Charline Bourdin : Je fais également des recherches sur May. Pour le moment, je n’en suis qu’aux balbutiements. A ma connaissance, peu d’ouvrages sont consacrés à l’oeuvre de May Alcott Nieriker.

Onirik : Peux-tu nous dire quelques mots sur le « transcendantalisme » qui a été à l’origine de la philosophie de la famille Alcott et ce que cela impliquait pour l’éducation des filles ?

Charline Bourdin : Le transcendantalisme est un courant de pensée à la fois complexe et fascinant incarné par des personnalités telles que Henry David Thoreau (Walden), Ralph Waldo Emerson (Nature) ou encore, bien sûr, Amos Bronson Alcott.

Amos Bronson Alcott, transcendantaliste et idéaliste à l’extrême, si je puis dire, a eu une influence considérable sur l’éducation des filles.

L’expérience à Fruitlands (communauté utopiste censée incarner les idées transcendantalistes) en est la preuve ainsi que leur vision presque mystique de la nature et les questions « métaphysiques » que les filles étaient amenées à se poser, par exemple.

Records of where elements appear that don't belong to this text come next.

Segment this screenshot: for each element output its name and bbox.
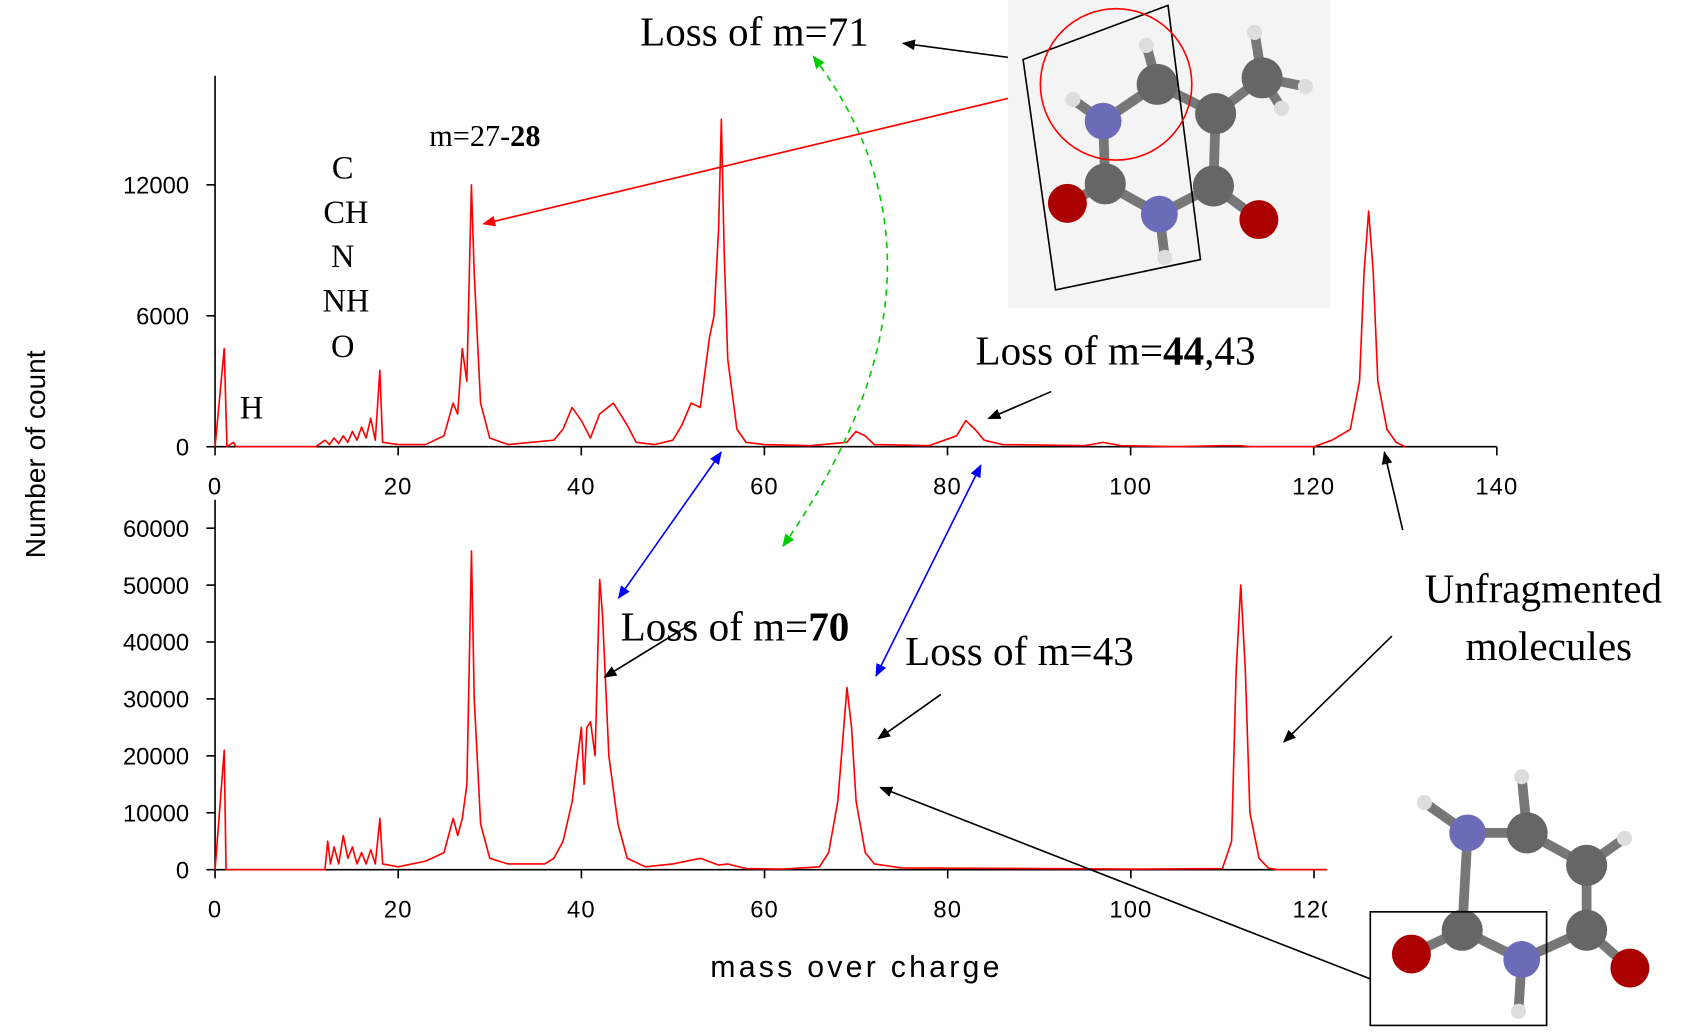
x-tick-label: 100 bbox=[1109, 896, 1152, 923]
annotation: Loss of m=43 bbox=[905, 628, 1134, 674]
x-tick-label: 40 bbox=[567, 896, 596, 923]
annotation: Unfragmented bbox=[1425, 565, 1663, 611]
fragment-label: O bbox=[331, 329, 354, 365]
x-tick-label: 80 bbox=[933, 473, 962, 500]
annotation: Loss of m=70 bbox=[621, 603, 850, 649]
y-axis-label: Number of count bbox=[20, 350, 51, 558]
y-tick-label: 10000 bbox=[123, 800, 189, 827]
molecule-top bbox=[1007, 0, 1331, 309]
arrow bbox=[482, 91, 1036, 227]
annotation-part: m=27- bbox=[429, 119, 510, 153]
x-tick-label: 80 bbox=[933, 896, 962, 923]
fragment-label: N bbox=[331, 239, 354, 275]
arrow bbox=[879, 786, 1371, 980]
y-tick-label: 30000 bbox=[123, 687, 189, 714]
x-axis-label: mass over charge bbox=[710, 951, 1002, 984]
arrows bbox=[482, 39, 1404, 743]
annotation: Loss of m=44,43 bbox=[975, 328, 1255, 374]
arrow bbox=[617, 451, 722, 600]
annotation-part: 28 bbox=[510, 119, 540, 153]
atoms bbox=[1391, 769, 1650, 1019]
spectrum-line bbox=[214, 550, 1333, 871]
fragment-circle bbox=[1039, 7, 1193, 161]
y-tick-label: 40000 bbox=[123, 630, 189, 657]
y-tick-label: 50000 bbox=[123, 573, 189, 600]
x-tick-label: 20 bbox=[384, 896, 413, 923]
arrow bbox=[901, 39, 1025, 61]
y-tick-label: 60000 bbox=[123, 516, 189, 543]
x-tick-label: 60 bbox=[750, 473, 779, 500]
fragment-label: H bbox=[240, 391, 263, 427]
arrow bbox=[1381, 451, 1404, 531]
molecule-background bbox=[1327, 713, 1699, 1033]
annotation-part: Loss of m= bbox=[621, 603, 809, 649]
y-tick-label: 6000 bbox=[136, 303, 189, 330]
y-tick-label: 0 bbox=[176, 857, 189, 884]
annotation-part: 44 bbox=[1163, 328, 1204, 374]
annotations: Loss of m=71 m=27-28 C CH N NH O H Loss … bbox=[240, 8, 1663, 674]
fragment-label: NH bbox=[323, 284, 370, 320]
atoms bbox=[1047, 24, 1313, 266]
x-tick-label: 100 bbox=[1109, 473, 1152, 500]
x-tick-label: 20 bbox=[384, 473, 413, 500]
annotation-part: 70 bbox=[808, 603, 849, 649]
arrow bbox=[877, 693, 942, 740]
x-tick-label: 60 bbox=[750, 896, 779, 923]
fragment-label: CH bbox=[323, 195, 368, 231]
y-tick-label: 12000 bbox=[123, 172, 189, 199]
arrow bbox=[782, 55, 889, 548]
annotation-part: ,43 bbox=[1204, 328, 1255, 374]
x-tick-label: 0 bbox=[208, 473, 222, 500]
annotation: Loss of m=71 bbox=[640, 8, 869, 54]
annotation: m=27-28 bbox=[429, 119, 540, 153]
arrow bbox=[603, 621, 695, 678]
annotation: molecules bbox=[1465, 623, 1632, 669]
molecule-bottom bbox=[1327, 713, 1699, 1033]
arrow bbox=[987, 390, 1052, 420]
x-tick-label: 140 bbox=[1475, 473, 1518, 500]
arrow bbox=[875, 464, 982, 678]
fragment-label: C bbox=[332, 150, 354, 186]
y-tick-label: 0 bbox=[176, 434, 189, 461]
overlay bbox=[482, 0, 1699, 1033]
x-tick-label: 0 bbox=[208, 896, 222, 923]
annotation-part: Loss of m= bbox=[975, 328, 1163, 374]
fragment-box bbox=[1022, 4, 1202, 291]
x-tick-label: 120 bbox=[1292, 473, 1335, 500]
x-tick-label: 40 bbox=[567, 473, 596, 500]
spectrum-line bbox=[214, 118, 1406, 448]
arrow bbox=[1282, 635, 1393, 743]
fragment-box bbox=[1369, 911, 1548, 1027]
y-tick-label: 20000 bbox=[123, 743, 189, 770]
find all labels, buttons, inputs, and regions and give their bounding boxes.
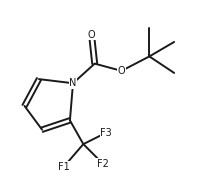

Il faut également savoir qu’elles n’ont quasiment jamais fréquenté une autre école que celles de leur père qui remettait profondément en cause les méthodes d’enseignement de l’époque.

Onirik : Quelle est ta version préférée des films adaptés de l’oeuvre de Louisa May Alcott ? Celle que tu conseilles ?

Charline Bourdin : J’aime beaucoup le téléfilm de David Lowell Rich que je trouve plus complet que les autres adaptations. J’aime également le film de George Cukor avec l’excellente Katharine Hepburn dans le rôle de Jo.

Onirik : As-tu déjà visité la maison de la romancière, Orchard House, à Concord (Massachusetts) ?

Charline Bourdin : Non, pas encore mais j’ai l’intention d’y aller prochainement. Je pense déposer mon livre sur la tombe de Louisa…

Onirik : Enfin, si tu pouvais lancer un appel à des éditeurs pour qu’ils publient enfin de manière plus rigoureuse l’oeuvre de Louisa May Alcott, quels romans souhaiterais-tu voir traduits ou réédités?

Charline Bourdin : J’aimerais qu’ils soient tous disponibles en français bien sûr!

Mais si je devais en choisir deux, par exemple, ce serait Moods car c’est un roman qui importait beaucoup à Louisa et Hospital Sketches qui traite de son expérience en tant qu’infirmière durant la guerre de Sécession.

Merci infiniment à Charline Bourdin, qui a bien voulu nous accorder quelques instants pour répondre à nos questions, pour en savoir plus, ne manquez pas de lire son excellente biographie Louisa May Alcott ou la véritable histoire de Josephine March (Editions Devin, octobre 2012).